Признаться, в некий момент я потерял надежду на то, что когда либо продолжу сей труд – настолько ужасны оказались обстоятельства нашего пленения. Но вот удача вернула нам свою благосклонность – ты уж извини, дружище, мне непросто выдерживать милый нам обоим шутливый тон, принятый в нашей переписке. Сколько она уже продолжается? Три, года, четыре? Этой осенью будет пять – с тех пор как я, выпустившись из военно-топографического училища предпочёл штабным зефирам ветры дальних странствий. И ни разу о сём не пожалел; переписка составила с тех пор не менее полутысячи страниц убористого текста.
Все эти годы мы, продолжая традиции нашего славного университетского кружка, избегали в этих эпистолах серьёзного тона, почитая патетику за первый признак дурновкусия. Прошу, будь снисходителен ко мне, братец – события последних недель отвратили меня от шутливости, а потому – надеюсь, ты извинишь избыточную серьёзность моих посланий.
Итак, плавание к западу по Конго продолжается; покинув пепелище Центральной станции, мы будто вернулись к первым дням мироздания, когда на земле буйствовала растительность, а властелинами мира были огромные деревья. Так обстояло дело здесь века, десятки, сотни веков назад – пустынная гладь реки, великое молчание, непроницаемый полог леса… Густой, тёплый воздух, навевающий сонную одурь; полосы воду, уходящие в затенённые протоки; серебристая рябь у песчаных отмелей, на которых бок о бок греются крокодилы и гиппопотамы. Расширяясь к западу, река покрывается множеством островов; порой целый день мы, как слепые щенята, тычемся в мели, тщась найти проход. О полном ходе, который можно выжать из древнего паровика и не вспоминаем – идём с промерами шестом, часто останавливаясь, а то и возвращаясь назад.
И – тишина; великое безмолвие леса в котором – как порой чудится – таятся силы, озлобленные на нас, бледных червей, за то что мы рискнули заползти в их извечные владения.

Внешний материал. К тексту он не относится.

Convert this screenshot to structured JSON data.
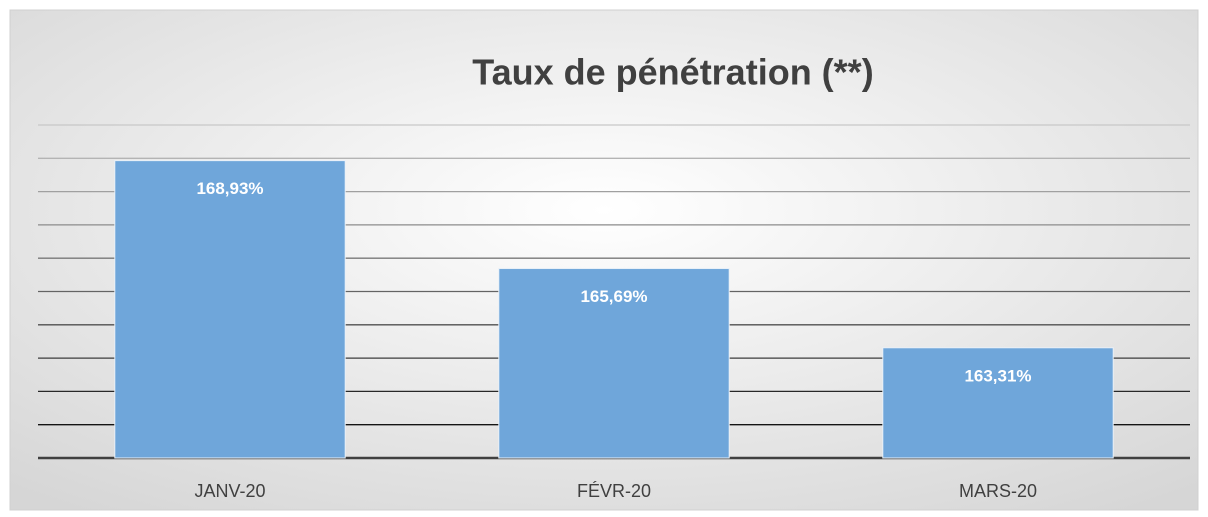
{
  "chart_data": {
    "type": "bar",
    "title": "Taux de pénétration (**)",
    "categories": [
      "JANV-20",
      "FÉVR-20",
      "MARS-20"
    ],
    "values": [
      168.93,
      165.69,
      163.31
    ],
    "value_labels": [
      "168,93%",
      "165,69%",
      "163,31%"
    ],
    "color": "#6fa6da",
    "ylim": [
      160,
      170
    ],
    "yticks": [
      160,
      161,
      162,
      163,
      164,
      165,
      166,
      167,
      168,
      169,
      170
    ],
    "grid": true
  }
}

День за днём наш пароходик следует петлям и извивам реки, между непроницаемыми стенами зелени – от неё эхом отражаются удары плит большого колеса на корме. Деревья, деревья – несчётное множество огромных, неохватных стволов, устремлённых в бездонные, месяцами не видящие облаков небеса. А у подножия этих исполинов, омываемых рекой, пробирается, плюясь копотью, крошечное паровое суденышко – словно беззаботный жук, странствующий между столбами величественной колоннады. Даже в бескрайних просторах Туркестана я не ощущал себя таким маленьким и покинутым – но, как ни странно, это чувство не вызывает во мне душевного угнетения. В конце концов, как ни мала наша скорлупка – жук-коптильщик упрямо ползёт вперёд, а ведь это нам сейчас только и надо.
По ночам, из-за стены лесных великанов доносится далёкий бой тамтамов – он приходит неизвестно откуда и долго висит над рекой. Что это – призыв к войне, миру, молитве? Мы можем только гадать, судорожно сжимая карабины. Как-то раз, когда тамтамы звучали особенно отчётливо, наш славный урядник вознамерился выпалить в ответ холостым зарядом из мортиры, но начальник экспедиции запретил. И я склонен с ним согласиться: тамтамы – древний язык этой земли, столь же привычный, как крокодилы на отмелях, как душная вечерняя хмарь, как зелёные стены по обе стороны ущелья реки. А мы… мы принесли с собой инородные звуки, инородные предметы; да и сами мы здесь чужды, инородны – так стоит ли усугублять содеянное?
Несколько раз за очередным поворотом, на пологом берегу возникали тростниковые стены и островерхие, тростниковые же крыши. Раздавались крики, топот, метались туда-сюда чёрные тела, сверкали белки глаз, хлопали розовые ладони чёрных рук. Доисторические жители проклинали нас, или молились нам, а может и приветствовали; пароход медленно крался мимо них, ощетинясь винтовками, и мы смотрели на это буйство, втайне опасаясь его – как нормальный человек опасается взрыва веселья в сумасшедшем доме. Нам не дано понять их, мы лишь незваные гости во мраке первых веков тех эпох, что прошли, не оставив ни следов, ни воспоминаний…»
К полудню разошёлся «брамсельный» ветерок – слабенький, позволяющий нести третий снизу ряд парусов – брамселя. Но увы, дует он прямо в лоб, в левентик, а потому «Кореец», не слишком резвый парусный ходок, идёт под парами.